How muscle develops: A dance of cellular skeletons

Such muscle cell fusion, the researchers say, is not only important for understanding normal muscle growth, but also muscle regeneration after injury or disease. The work, they believe, could further development of therapies for muscular dystrophy or age-related muscle wasting.

Their report on muscle cell cytoskeletons, published in Developmental Cell May 17, adds detail to a previous study last year showing that actin — a main building block of the cell’s cytoskeleton — is required to form those finger-like projections and stimulate muscle cell merges. The new discovery outlines the intricate dance required among cytoskeleton-regulating proteins to precisely construct protrusions that promote muscle cell merging. Specifically, the Johns Hopkins team uncovered the activity of a regulatory protein known as “Blown Fuse,” aptly named because muscle cells lacking this protein fail to fuse.

“Blown Fuse was found to play a role in muscle cell fusion 14 years ago,” says Elizabeth Chen, Ph.D. assistant professor of molecular biology and genetics, “and now we know how Blown Fuse regulates the dynamics of the cytoskeleton to facilitate the invasion of one muscle cell by another.”

In a test tube, the researchers showed that the protein, Blown Fuse, disrupts the complex formed by the protein duo WASP and WIP, which are known regulators of the actin cytoskeleton. “Blown Fuse does so by a competitive binding mechanism — it binds to the same site in WIP as WASP does,” says Rui Duan, a postdoctoral fellow in Chen’s lab and a co-first author of the study.

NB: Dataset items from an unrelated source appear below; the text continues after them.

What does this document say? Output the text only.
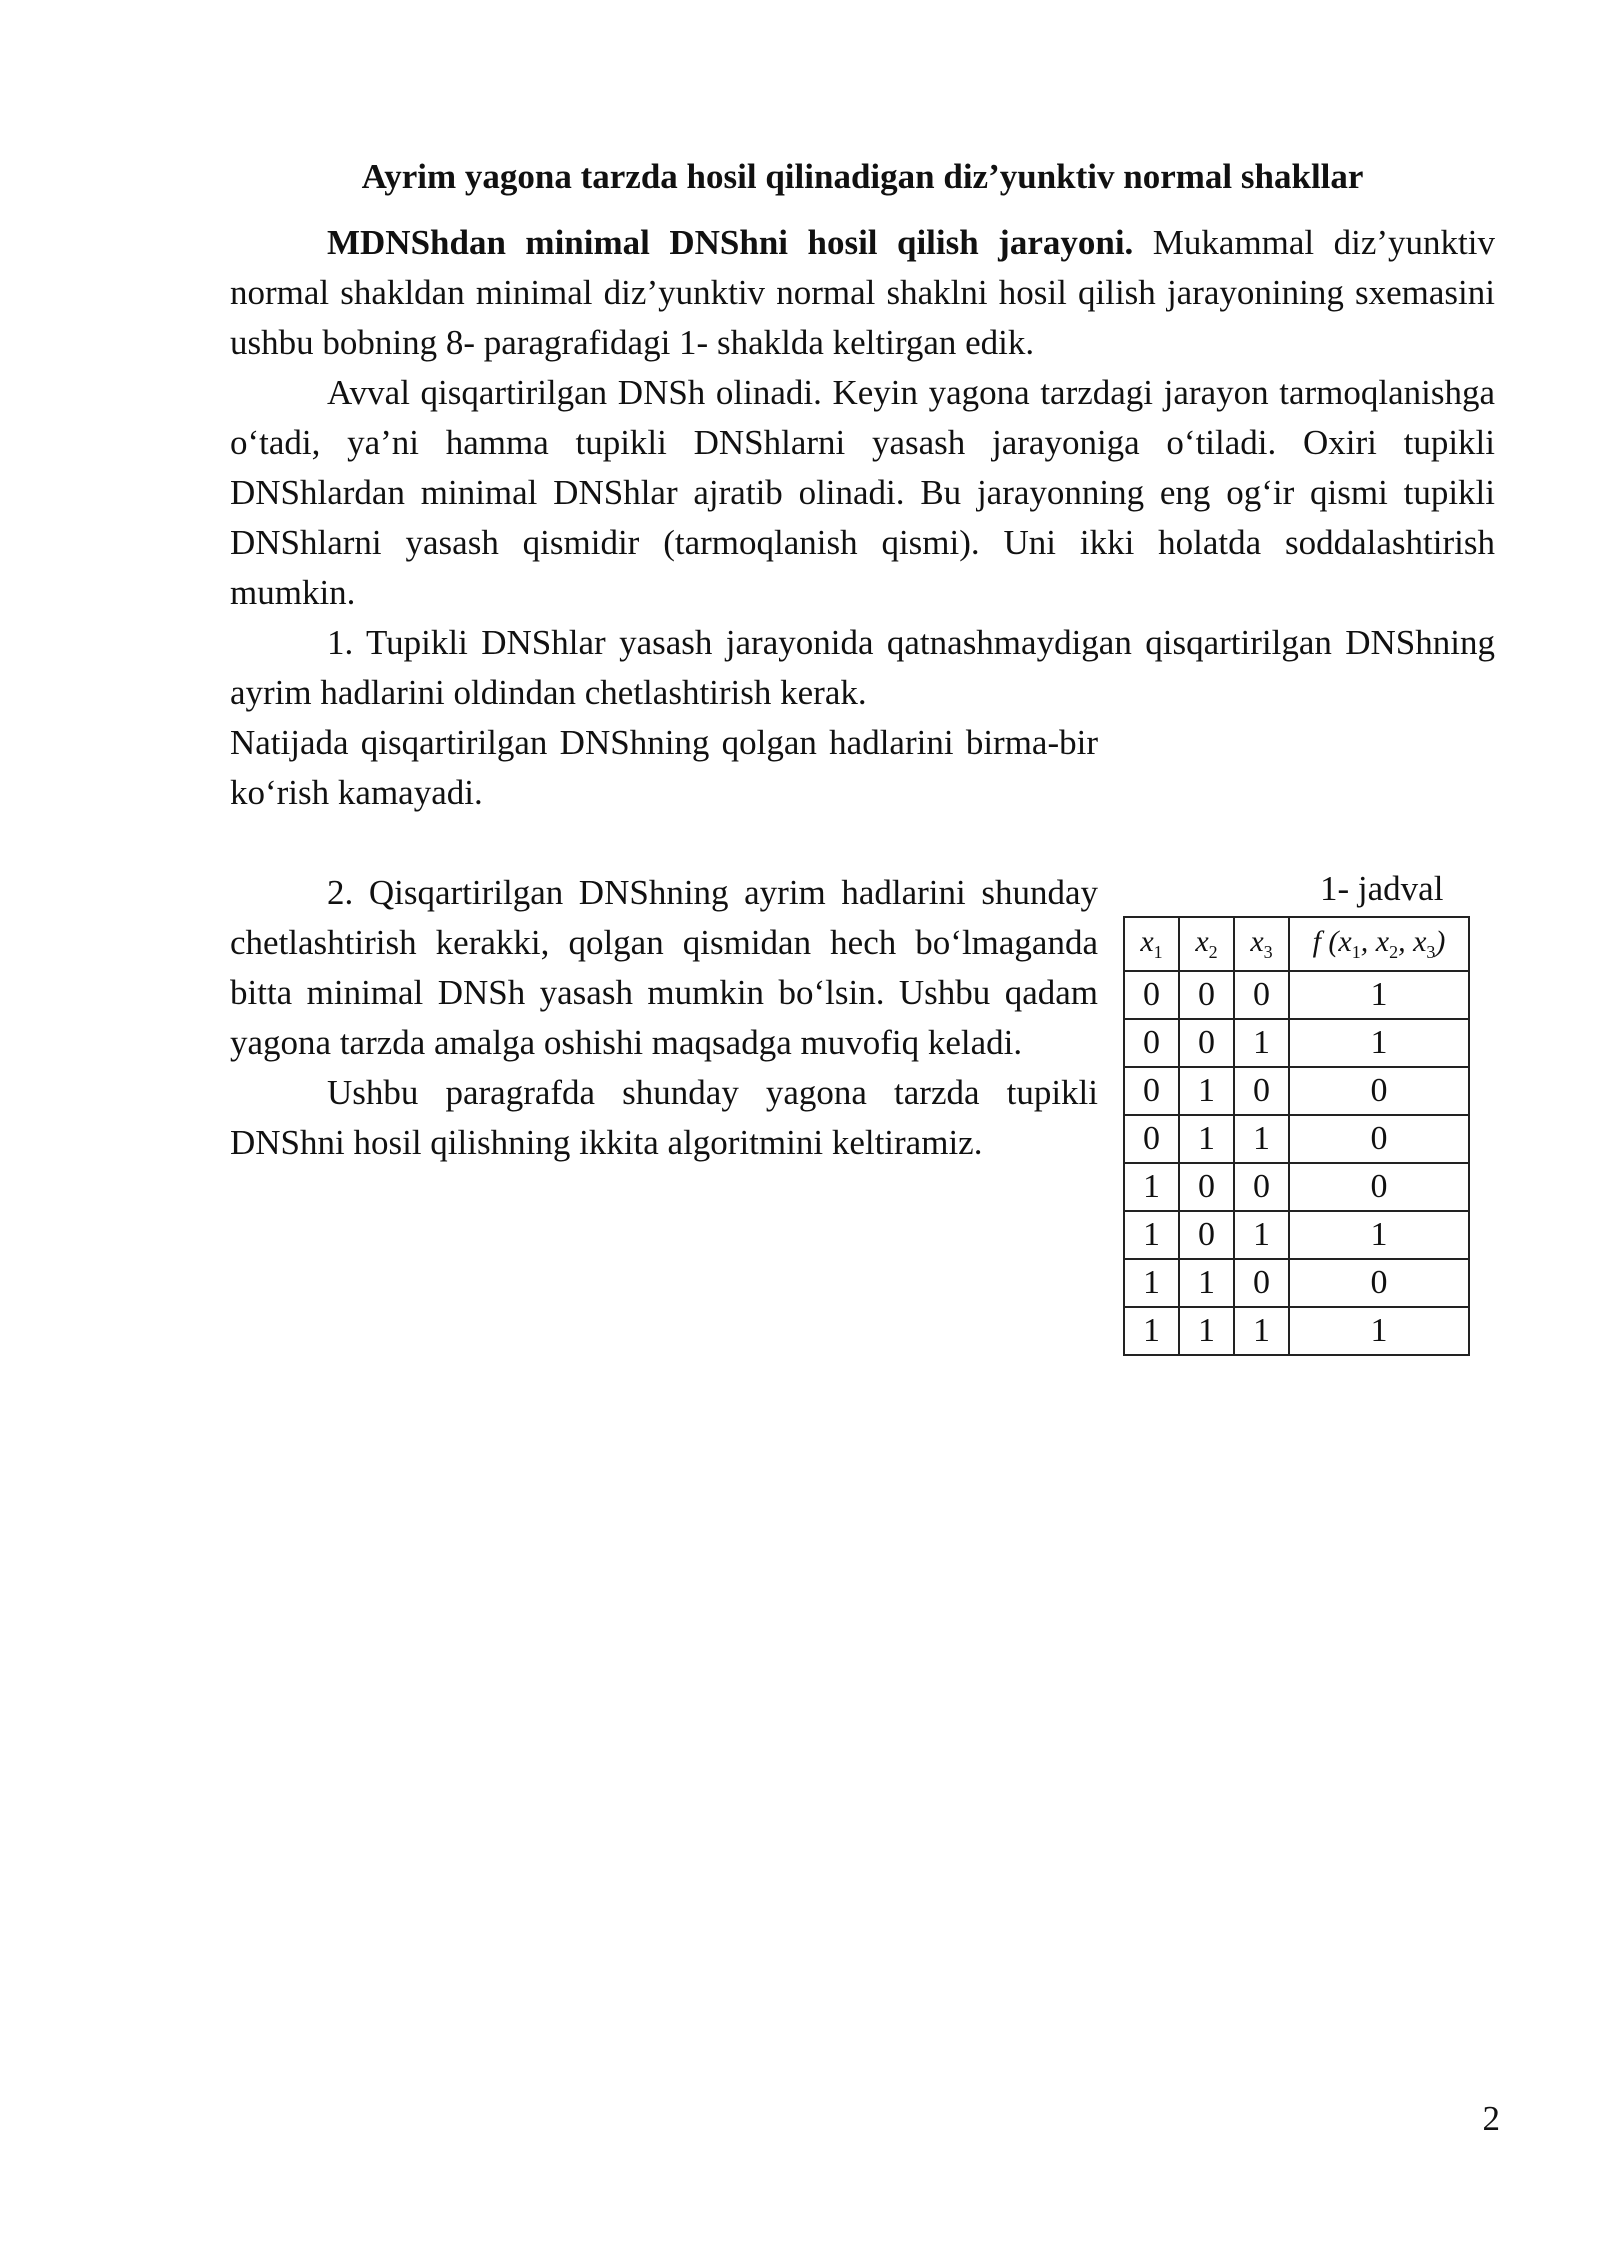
Ayrim yagona tarzda hosil qilinadigan diz’yunktiv normal shakllar

MDNShdan minimal DNShni hosil qilish jarayoni. Mukammal diz’yunktiv normal shakldan minimal diz’yunktiv normal shaklni hosil qilish jarayonining sxemasini ushbu bobning 8- paragrafidagi 1- shaklda keltirgan edik.

Avval qisqartirilgan DNSh olinadi. Keyin yagona tarzdagi jarayon tarmoqlanishga o‘tadi, ya’ni hamma tupikli DNShlarni yasash jarayoniga o‘tiladi. Oxiri tupikli DNShlardan minimal DNShlar ajratib olinadi. Bu jarayonning eng og‘ir qismi tupikli DNShlarni yasash qismidir (tarmoqlanish qismi). Uni ikki holatda soddalashtirish mumkin.

1. Tupikli DNShlar yasash jarayonida qatnashmaydigan qisqartirilgan DNShning ayrim hadlarini oldindan chetlashtirish kerak.

Natijada qisqartirilgan DNShning qolgan hadlarini birma-bir ko‘rish kamayadi.

2. Qisqartirilgan DNShning ayrim hadlarini shunday chetlashtirish kerakki, qolgan qismidan hech bo‘lmaganda bitta minimal DNSh yasash mumkin bo‘lsin. Ushbu qadam yagona tarzda amalga oshishi maqsadga muvofiq keladi.

Ushbu paragrafda shunday yagona tarzda tupikli DNShni hosil qilishning ikkita algoritmini keltiramiz.

1- jadval
$x_1$	$x_2$	$x_3$	f ($x_1$, $x_2$, $x_3$)
0	0	0	1
0	0	1	1
0	1	0	0
0	1	1	0
1	0	0	0
1	0	1	1
1	1	0	0
1	1	1	1
2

The researchers knew that the WASP-WIP protein duo binds to the growing ends of actin filaments, protecting these ends from being capped by proteins that prevent further actin growth. Apart from its protective role, WASP also has to come off the end of the actin filaments from time to time to start new actin branches. The intricate balance between actin filament growth, capping and branching, determines the dynamics of the cytoskeleton. Armed with this knowledge, the researchers tested whether Blown Fuse competes with this process to change how WASP simultaneously protects and builds the cytoskeleton.

The test began with researchers putting fluorescent actin in fruit fly muscle cells that incorporated themselves into the growing actin branches in the finger-like protrusions. Then, the researchers used a laser beam to bleach the fluorescent actin in the region of the finger-like protrusions and waited to see whether and how long it would take for new, unbleached actin to spread from other parts of the cell and be taken up by the growing branches in the “fingers.” In normal muscle cells, it took about two minutes for the fluorescence to return. In muscle cells that lacked Blown Fuse, the fluorescence never fully recovered and the cytoskeleton failed to project finger-like protrusions, probably because the WASP-WIP complex does not come off the ends of the actin filaments to start new actin branches.

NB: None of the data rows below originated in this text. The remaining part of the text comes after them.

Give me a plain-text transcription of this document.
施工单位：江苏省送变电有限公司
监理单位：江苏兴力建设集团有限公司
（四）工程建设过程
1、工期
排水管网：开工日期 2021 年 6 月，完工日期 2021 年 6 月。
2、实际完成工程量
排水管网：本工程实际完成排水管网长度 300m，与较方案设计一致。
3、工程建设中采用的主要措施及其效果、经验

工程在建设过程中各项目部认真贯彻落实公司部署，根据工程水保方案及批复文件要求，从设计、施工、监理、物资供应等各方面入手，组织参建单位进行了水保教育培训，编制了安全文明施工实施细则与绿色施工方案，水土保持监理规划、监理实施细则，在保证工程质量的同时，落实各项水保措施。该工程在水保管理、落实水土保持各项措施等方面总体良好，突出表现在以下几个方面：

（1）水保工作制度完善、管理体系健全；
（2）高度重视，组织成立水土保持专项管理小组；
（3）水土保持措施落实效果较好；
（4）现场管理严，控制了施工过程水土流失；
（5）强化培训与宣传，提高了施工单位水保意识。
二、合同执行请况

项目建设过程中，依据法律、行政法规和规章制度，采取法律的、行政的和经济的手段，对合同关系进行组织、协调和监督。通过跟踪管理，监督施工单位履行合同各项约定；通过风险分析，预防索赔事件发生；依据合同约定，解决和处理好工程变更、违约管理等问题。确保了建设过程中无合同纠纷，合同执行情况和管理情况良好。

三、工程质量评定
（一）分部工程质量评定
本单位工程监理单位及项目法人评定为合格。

“These results suggest that the growing ends of the actin cytoskeleton are occupied by the WASP-WIP protein duo and that without Blown Fuse to dissociate with the WASP-WIP complex and push WASP off the ends, new actin branches cannot be started,” says Chen. “And these shorter and stiffer new branches are critical for generating the finger-like membrane protrusions.”

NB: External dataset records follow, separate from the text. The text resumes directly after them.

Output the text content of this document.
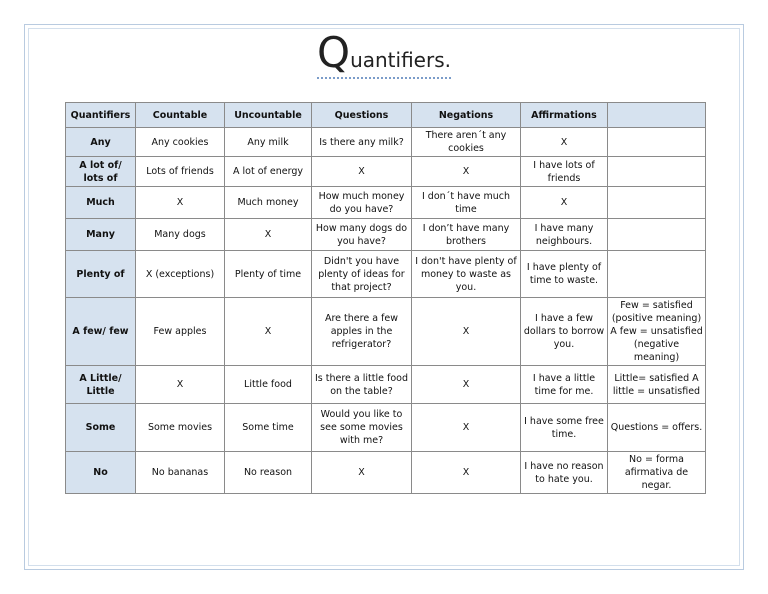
Quantifiers.
Quantifiers	Countable	Uncountable	Questions	Negations	Affirmations	
Any	Any cookies	Any milk	Is there any milk?	There aren´t any cookies	X	
A lot of/ lots of	Lots of friends	A lot of energy	X	X	I have lots of friends	
Much	X	Much money	How much money do you have?	I don´t have much time	X	
Many	Many dogs	X	How many dogs do you have?	I don’t have many brothers	I have many neighbours.	
Plenty of	X (exceptions)	Plenty of time	Didn't you have plenty of ideas for that project?	I don't have plenty of money to waste as you.	I have plenty of time to waste.	
A few/ few	Few apples	X	Are there a few apples in the refrigerator?	X	I have a few dollars to borrow you.	Few = satisfied (positive meaning) A few = unsatisfied (negative meaning)
A Little/ Little	X	Little food	Is there a little food on the table?	X	I have a little time for me.	Little= satisfied A little = unsatisfied
Some	Some movies	Some time	Would you like to see some movies with me?	X	I have some free time.	Questions = offers.
No	No bananas	No reason	X	X	I have no reason to hate you.	No = forma afirmativa de negar.
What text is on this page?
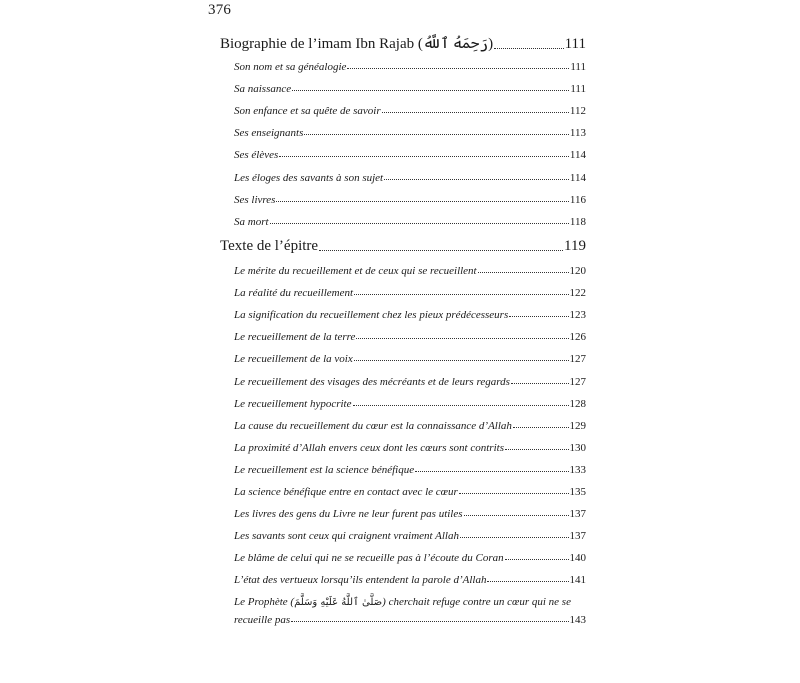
376
Biographie de l’imam Ibn Rajab (رَحِمَهُ ٱللَّهُ)	111
Son nom et sa généalogie	111
Sa naissance	111
Son enfance et sa quête de savoir	112
Ses enseignants	113
Ses élèves	114
Les éloges des savants à son sujet	114
Ses livres	116
Sa mort	118
Texte de l’épitre	119
Le mérite du recueillement et de ceux qui se recueillent	120
La réalité du recueillement	122
La signification du recueillement chez les pieux prédécesseurs	123
Le recueillement de la terre	126
Le recueillement de la voix	127
Le recueillement des visages des mécréants et de leurs regards	127
Le recueillement hypocrite	128
La cause du recueillement du cœur est la connaissance d’Allah	129
La proximité d’Allah envers ceux dont les cœurs sont contrits	130
Le recueillement est la science bénéfique	133
La science bénéfique entre en contact avec le cœur	135
Les livres des gens du Livre ne leur furent pas utiles	137
Les savants sont ceux qui craignent vraiment Allah	137
Le blâme de celui qui ne se recueille pas à l’écoute du Coran	140
L’état des vertueux lorsqu’ils entendent la parole d’Allah	141
Le Prophète (صَلَّىٰ ٱللَّهُ عَلَيْهِ وَسَلَّمَ) cherchait refuge contre un cœur qui ne se
recueille pas	143
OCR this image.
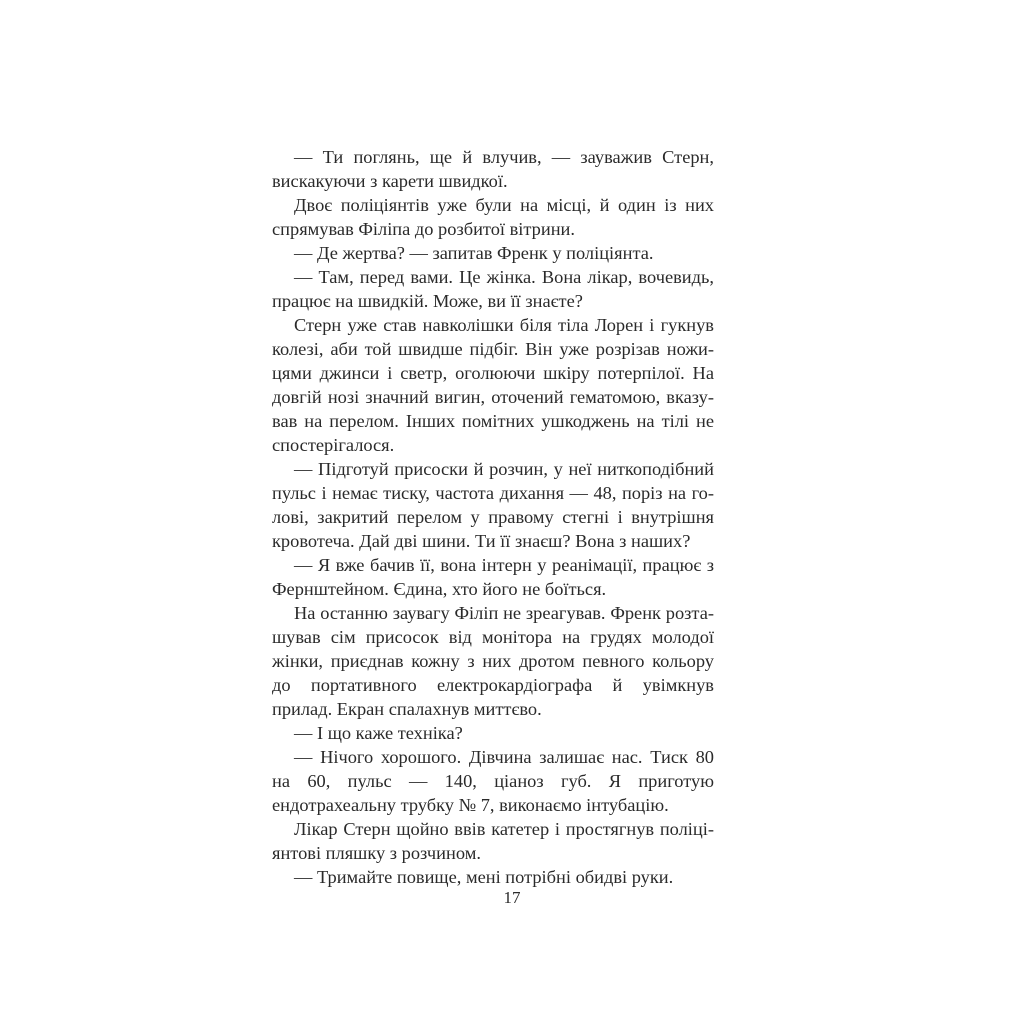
— Ти поглянь, ще й влучив, — зауважив Стерн, вискакуючи з карети швидкої.

Двоє поліціянтів уже були на місці, й один із них спрямував Філіпа до розбитої вітрини.

— Де жертва? — запитав Френк у поліціянта.

— Там, перед вами. Це жінка. Вона лікар, вочевидь, працює на швидкій. Може, ви її знаєте?

Стерн уже став навколішки біля тіла Лорен і гукнув колезі, аби той швидше підбіг. Він уже розрізав ножицями джинси і светр, оголюючи шкіру потерпілої. На довгій нозі значний вигин, оточений гематомою, вказував на перелом. Інших помітних ушкоджень на тілі не спостерігалося.

— Підготуй присоски й розчин, у неї ниткоподібний пульс і немає тиску, частота дихання — 48, поріз на голові, закритий перелом у правому стегні і внутрішня кровотеча. Дай дві шини. Ти її знаєш? Вона з наших?

— Я вже бачив її, вона інтерн у реанімації, працює з Фернштейном. Єдина, хто його не боїться.

На останню заувагу Філіп не зреагував. Френк розташував сім присосок від монітора на грудях молодої жінки, приєднав кожну з них дротом певного кольору до портативного електрокардіографа й увімкнув прилад. Екран спалахнув миттєво.

— І що каже техніка?

— Нічого хорошого. Дівчина залишає нас. Тиск 80 на 60, пульс — 140, ціаноз губ. Я приготую ендотрахеальну трубку № 7, виконаємо інтубацію.

Лікар Стерн щойно ввів катетер і простягнув поліціянтові пляшку з розчином.

— Тримайте повище, мені потрібні обидві руки.

17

Through a microscope, the Hopkins team compared the finger-like projections from normal cells with cells lacking Blown Fuse. Normal muscle cells form pointy finger-like protrusions that push into the other muscle cell, but cells without Blown Fuse have fewer and floppier protrusions that don’t push their way in to other muscle cells.

“Modulating the stability of the WASP-WIP complex may represent a general mechanism in regulating cytoskeleton dynamics and generating membrane protrusions,” says Chen.

The study was funded by grants from the National Institutes of Health, the American Heart Association and the Muscular Dystrophy Association.

Other authors of the report are Peng Jin, Rui Duan, Fengbao Luo and Sabrina Hong of the Johns Hopkins University School of Medicine and Guofeng Zhang of the National Institute of Biomedical Imaging and Bioengineering.